If gold repeats its historical reactions to interest rate hikes, its price could continue increasing well into the spring. An 83% correlation could also see Bitcoin’s price increase in the coming months and suggests a bottom has already been formed.

Why the market hasn’t bottomed – Uncertainty around narratives

The collapse of Terra (LUNA) in June 2022 triggered a chain of events that shook investor confidence in the market. The subsequent bankruptcy of other large industry players like Three Arrows Capital (3AC) and Celsius revealed the over-leveraged nature of the crypto market. It showed just how dangerous this corporatization was.

While some believe this culminated with the demise of FTX in November 2022, many are still worried that the chain reaction to its collapse could continue well into 2023. This led to the market questioning the integrity of Binance, Tether, and Grayscale and wondering whether DCG, a fund invested in almost every corner of the market, could be the next to fall.

Bitcoin’s climb to $23,000 failed to put these worries to rest. The fallout from FTX is yet to be felt in the regulatory space, with many industry players expecting tighter regulation at best. A market weakened with uncertainty is prone to volatility and could just as quickly see another bottom forming.

The volatility of the U.S. dollar

The purchasing price of the U.S. dollar has been consistently eroding for the past 100 years. Any attempts to keep the money supply in check were thrown out the window during the COVID-19 pandemic when the Federal Reserve embarked on an unprecedented money-printing spree. Around 40% of all the U.S. dollars in circulation were printed in 2020.
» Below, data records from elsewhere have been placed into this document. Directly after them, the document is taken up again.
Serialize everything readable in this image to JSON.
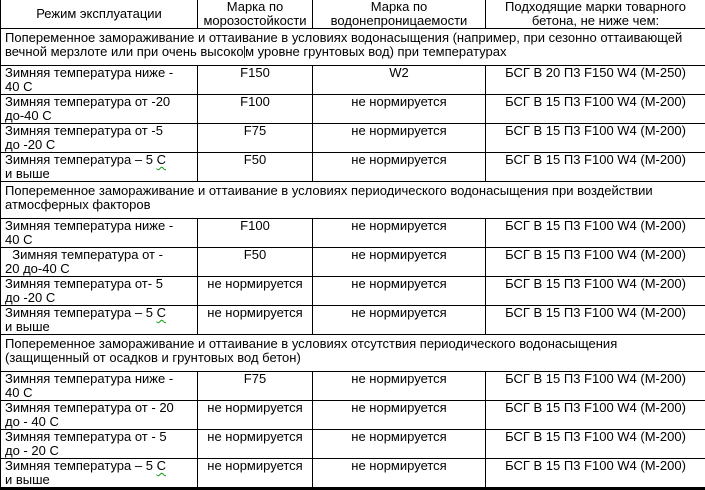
{
  "colors": {
    "border": "#000000",
    "text": "#000000",
    "squiggle": "#0f9a0f",
    "caret": "#2a2a2a",
    "background": "#ffffff"
  },
  "table": {
    "headers": {
      "mode": "Режим эксплуатации",
      "frost": "Марка по морозостойкости",
      "water": "Марка по водонепроницаемости",
      "concrete": "Подходящие марки товарного бетона, не ниже чем:"
    },
    "sections": [
      {
        "title_pre": "Попеременное замораживание и оттаивание в условиях водонасыщения (например, при сезонно оттаивающей вечной мерзлоте или при очень высоко",
        "title_post": "м уровне грунтовых вод) при температурах",
        "rows": [
          {
            "l1": "Зимняя температура ниже -",
            "l1m": "",
            "l2": "40 С",
            "l2m": "",
            "frost": "F150",
            "water": "W2",
            "concrete": "БСГ В 20 П3 F150 W4 (М-250)"
          },
          {
            "l1": "Зимняя температура от -20",
            "l1m": "",
            "l2": "до-40 ",
            "l2m": "С",
            "frost": "F100",
            "water": "не нормируется",
            "concrete": "БСГ В 15 П3 F100 W4 (М-200)"
          },
          {
            "l1": "Зимняя температура от -5",
            "l1m": "",
            "l2": "до -20 ",
            "l2m": "С",
            "frost": "F75",
            "water": "не нормируется",
            "concrete": "БСГ В 15 П3 F100 W4 (М-200)"
          },
          {
            "l1": "Зимняя температура – 5 ",
            "l1m": "С",
            "l2": "и выше",
            "l2m": "",
            "frost": "F50",
            "water": "не нормируется",
            "concrete": "БСГ В 15 П3 F100 W4 (М-200)"
          }
        ]
      },
      {
        "title_pre": "Попеременное замораживание и оттаивание в условиях периодического водонасыщения при воздействии атмосферных факторов",
        "title_post": "",
        "rows": [
          {
            "l1": "Зимняя температура ниже -",
            "l1m": "",
            "l2": "40 ",
            "l2m": "С",
            "frost": "F100",
            "water": "не нормируется",
            "concrete": "БСГ В 15 П3 F100 W4 (М-200)"
          },
          {
            "l1": "  Зимняя температура от -",
            "l1m": "",
            "l2": "20 до-40 ",
            "l2m": "С",
            "frost": "F50",
            "water": "не нормируется",
            "concrete": "БСГ В 15 П3 F100 W4 (М-200)"
          },
          {
            "l1": "Зимняя температура от- 5",
            "l1m": "",
            "l2": "до -20 ",
            "l2m": "С",
            "frost": "не нормируется",
            "water": "не нормируется",
            "concrete": "БСГ В 15 П3 F100 W4 (М-200)"
          },
          {
            "l1": "Зимняя температура – 5 ",
            "l1m": "С",
            "l2": "и выше",
            "l2m": "",
            "frost": "не нормируется",
            "water": "не нормируется",
            "concrete": "БСГ В 15 П3 F100 W4 (М-200)"
          }
        ]
      },
      {
        "title_pre": "Попеременное замораживание и оттаивание в условиях отсутствия периодического водонасыщения (защищенный от осадков и грунтовых вод бетон)",
        "title_post": "",
        "rows": [
          {
            "l1": "Зимняя температура ниже -",
            "l1m": "",
            "l2": "40 ",
            "l2m": "С",
            "frost": "F75",
            "water": "не нормируется",
            "concrete": "БСГ В 15 П3 F100 W4 (М-200)"
          },
          {
            "l1": "Зимняя температура от - 20",
            "l1m": "",
            "l2": "до - 40 ",
            "l2m": "С",
            "frost": "не нормируется",
            "water": "не нормируется",
            "concrete": "БСГ В 15 П3 F100 W4 (М-200)"
          },
          {
            "l1": "Зимняя температура от - 5",
            "l1m": "",
            "l2": "до - 20 ",
            "l2m": "С",
            "frost": "не нормируется",
            "water": "не нормируется",
            "concrete": "БСГ В 15 П3 F100 W4 (М-200)"
          },
          {
            "l1": "Зимняя температура – 5 ",
            "l1m": "С",
            "l2": "и выше",
            "l2m": "",
            "frost": "не нормируется",
            "water": "не нормируется",
            "concrete": "БСГ В 15 П3 F100 W4 (М-200)"
          }
        ]
      }
    ]
  }
}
The DXY has gone deflationary regarding M2 money supply, causing significant volatility across other fiat currency markets. An unpredictable fiat currency makes it hard to denominate Bitcoin’s price and confirm a bottom.

Unstable fiat currencies have historically caused unnatural volatility in the price of hard assets and commodities.
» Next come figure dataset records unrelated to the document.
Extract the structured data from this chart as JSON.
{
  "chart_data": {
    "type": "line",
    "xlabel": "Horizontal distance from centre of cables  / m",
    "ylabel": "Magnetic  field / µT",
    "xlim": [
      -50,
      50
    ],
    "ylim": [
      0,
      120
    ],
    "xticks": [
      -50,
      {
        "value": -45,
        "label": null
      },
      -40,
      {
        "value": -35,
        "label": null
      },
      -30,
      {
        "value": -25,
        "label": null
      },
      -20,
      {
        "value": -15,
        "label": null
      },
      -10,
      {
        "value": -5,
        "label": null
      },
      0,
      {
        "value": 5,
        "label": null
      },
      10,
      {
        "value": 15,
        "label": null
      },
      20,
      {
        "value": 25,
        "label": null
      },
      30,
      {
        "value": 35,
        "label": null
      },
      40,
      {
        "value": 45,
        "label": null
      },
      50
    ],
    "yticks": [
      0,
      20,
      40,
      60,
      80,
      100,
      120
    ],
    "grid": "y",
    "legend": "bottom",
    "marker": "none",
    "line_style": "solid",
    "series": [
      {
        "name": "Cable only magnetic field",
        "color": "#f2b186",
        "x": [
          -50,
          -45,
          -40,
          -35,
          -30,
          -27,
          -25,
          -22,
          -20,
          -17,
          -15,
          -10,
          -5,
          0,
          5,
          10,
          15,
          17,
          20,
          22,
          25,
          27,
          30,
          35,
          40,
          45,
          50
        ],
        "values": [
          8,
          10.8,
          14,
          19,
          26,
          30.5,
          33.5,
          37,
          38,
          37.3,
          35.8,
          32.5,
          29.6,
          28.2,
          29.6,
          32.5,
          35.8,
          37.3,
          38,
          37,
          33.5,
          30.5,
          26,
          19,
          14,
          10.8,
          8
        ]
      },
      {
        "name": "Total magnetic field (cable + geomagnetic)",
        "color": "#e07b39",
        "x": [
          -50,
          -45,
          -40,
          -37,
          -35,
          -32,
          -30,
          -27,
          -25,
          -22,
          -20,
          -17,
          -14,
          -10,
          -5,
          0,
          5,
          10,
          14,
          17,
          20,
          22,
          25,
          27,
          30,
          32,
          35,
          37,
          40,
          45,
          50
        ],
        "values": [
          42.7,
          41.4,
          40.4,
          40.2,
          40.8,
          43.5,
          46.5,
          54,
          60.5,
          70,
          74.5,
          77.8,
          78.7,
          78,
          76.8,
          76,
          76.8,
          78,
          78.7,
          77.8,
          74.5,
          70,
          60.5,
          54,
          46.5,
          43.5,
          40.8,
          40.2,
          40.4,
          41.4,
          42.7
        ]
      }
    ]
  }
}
Following World War I, the Weimar Republic struggled with hyperinflation that rendered its Papiermark worthless. This led to a significant increase in the price of gold, as people rushed to put the rapidly devaluing fiat currency into a more stable asset.

However, while the overall price of gold increased from 1917 to 1923, its value in Papiermarks experienced unprecedented volatility. The fiat price for gold would increase as much as 150% and drop as much as 40% MoM. The volatility wasn’t in the purchasing price of the gold but in the purchasing power of the Papiermark.

Graph illustrating the hyperinflation in the Weimar Republic from 1914 to 1923 (Source:

And while the U.S. and other large economies are far from this type of hyperinflation, the volatility in fiat currencies could have the same effect on the price of Bitcoin.